A representation of events in terms of names, with the aim of capturing Darondeau–Degano causal semantics, can also be found in [5], even if in the different context of tile systems. We can cite [6] for the introduction of transitions systems for causality whose states are elements of presheaves, intended to model the causal semantics of the \(\pi \)-calculus as defined in [4]. However, the index of a state is a set of names, without any information about events and causal relations. The advantage of our index category is that it allows reducing the state-space in an automatic way, exploiting a standard categorical construction. This cannot be done in the framework of [6]. Finally, an HD-automaton for causality has been described in [8], but it is derived as a direct translation of causal automata and its states do not take into account causal relations.

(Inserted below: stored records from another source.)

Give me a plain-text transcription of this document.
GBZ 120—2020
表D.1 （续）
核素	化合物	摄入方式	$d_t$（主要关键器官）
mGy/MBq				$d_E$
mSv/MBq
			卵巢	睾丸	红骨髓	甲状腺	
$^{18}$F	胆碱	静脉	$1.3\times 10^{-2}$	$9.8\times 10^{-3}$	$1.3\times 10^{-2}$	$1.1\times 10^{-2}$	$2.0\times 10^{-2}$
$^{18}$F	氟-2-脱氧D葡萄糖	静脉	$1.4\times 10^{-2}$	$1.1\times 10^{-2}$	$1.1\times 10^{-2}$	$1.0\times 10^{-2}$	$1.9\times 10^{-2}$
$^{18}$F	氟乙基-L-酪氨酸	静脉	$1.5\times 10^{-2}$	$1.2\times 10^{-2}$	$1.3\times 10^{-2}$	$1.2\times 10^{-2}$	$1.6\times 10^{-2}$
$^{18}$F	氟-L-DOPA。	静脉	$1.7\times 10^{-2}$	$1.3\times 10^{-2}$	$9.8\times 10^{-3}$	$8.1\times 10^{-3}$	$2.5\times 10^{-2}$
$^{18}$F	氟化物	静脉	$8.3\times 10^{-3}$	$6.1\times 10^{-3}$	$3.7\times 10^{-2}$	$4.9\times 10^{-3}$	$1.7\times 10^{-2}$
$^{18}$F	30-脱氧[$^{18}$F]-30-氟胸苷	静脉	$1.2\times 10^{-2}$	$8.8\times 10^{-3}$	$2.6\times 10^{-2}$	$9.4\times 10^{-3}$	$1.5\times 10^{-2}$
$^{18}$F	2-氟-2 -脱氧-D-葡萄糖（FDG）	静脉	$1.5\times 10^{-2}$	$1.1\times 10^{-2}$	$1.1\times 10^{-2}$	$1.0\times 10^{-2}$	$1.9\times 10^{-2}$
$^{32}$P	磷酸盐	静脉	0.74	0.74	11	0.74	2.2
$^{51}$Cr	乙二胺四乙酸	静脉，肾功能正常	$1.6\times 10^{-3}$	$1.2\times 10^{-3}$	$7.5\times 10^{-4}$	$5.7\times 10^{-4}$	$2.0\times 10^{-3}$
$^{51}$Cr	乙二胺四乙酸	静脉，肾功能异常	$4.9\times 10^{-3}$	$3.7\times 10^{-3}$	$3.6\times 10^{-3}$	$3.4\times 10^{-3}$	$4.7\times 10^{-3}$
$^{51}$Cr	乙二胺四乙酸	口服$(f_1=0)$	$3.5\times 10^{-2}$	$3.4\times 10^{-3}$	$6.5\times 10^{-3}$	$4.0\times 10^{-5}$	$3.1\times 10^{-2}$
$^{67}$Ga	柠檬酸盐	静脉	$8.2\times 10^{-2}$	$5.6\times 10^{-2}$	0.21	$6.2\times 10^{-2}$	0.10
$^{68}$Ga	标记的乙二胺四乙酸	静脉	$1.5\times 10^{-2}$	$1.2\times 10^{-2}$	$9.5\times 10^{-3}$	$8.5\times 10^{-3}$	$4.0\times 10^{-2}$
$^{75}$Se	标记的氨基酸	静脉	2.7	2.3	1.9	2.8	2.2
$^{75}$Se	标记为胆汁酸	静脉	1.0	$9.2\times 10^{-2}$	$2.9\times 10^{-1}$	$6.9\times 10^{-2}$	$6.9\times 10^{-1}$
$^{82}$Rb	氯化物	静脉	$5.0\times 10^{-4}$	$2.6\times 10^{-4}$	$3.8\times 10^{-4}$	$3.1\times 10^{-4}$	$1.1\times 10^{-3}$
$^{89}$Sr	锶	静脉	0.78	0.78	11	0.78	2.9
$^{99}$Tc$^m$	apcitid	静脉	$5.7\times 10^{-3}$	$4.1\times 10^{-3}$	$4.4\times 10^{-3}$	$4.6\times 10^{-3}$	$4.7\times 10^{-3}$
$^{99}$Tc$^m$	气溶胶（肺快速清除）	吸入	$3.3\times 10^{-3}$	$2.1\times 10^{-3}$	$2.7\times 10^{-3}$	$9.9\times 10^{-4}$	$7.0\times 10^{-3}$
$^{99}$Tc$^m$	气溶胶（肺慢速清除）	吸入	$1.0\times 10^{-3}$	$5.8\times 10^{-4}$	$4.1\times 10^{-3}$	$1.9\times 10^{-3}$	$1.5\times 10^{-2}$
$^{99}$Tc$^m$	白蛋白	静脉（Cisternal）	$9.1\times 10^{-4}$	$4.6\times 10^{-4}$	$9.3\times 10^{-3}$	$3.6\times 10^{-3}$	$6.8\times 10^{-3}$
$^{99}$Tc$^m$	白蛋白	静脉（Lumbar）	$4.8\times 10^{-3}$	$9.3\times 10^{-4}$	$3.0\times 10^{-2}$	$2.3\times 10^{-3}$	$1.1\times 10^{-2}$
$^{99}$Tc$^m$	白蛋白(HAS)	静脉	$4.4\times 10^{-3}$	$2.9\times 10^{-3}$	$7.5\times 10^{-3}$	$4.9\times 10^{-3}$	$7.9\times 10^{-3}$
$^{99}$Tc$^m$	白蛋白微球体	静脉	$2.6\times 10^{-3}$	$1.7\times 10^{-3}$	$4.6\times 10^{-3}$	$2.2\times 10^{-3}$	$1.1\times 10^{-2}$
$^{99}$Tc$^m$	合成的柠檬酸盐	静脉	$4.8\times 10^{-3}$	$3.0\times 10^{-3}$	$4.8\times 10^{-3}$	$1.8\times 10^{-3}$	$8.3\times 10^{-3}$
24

Other related works are [19, 20], where event structures have been characterized as (contravariant) presheaves on posets. While the meaning of presheaves is similar, the context is different: we consider the more concrete realm of process algebras, coalgebras and nominal automata. A more precise correspondence with such models should be worked out.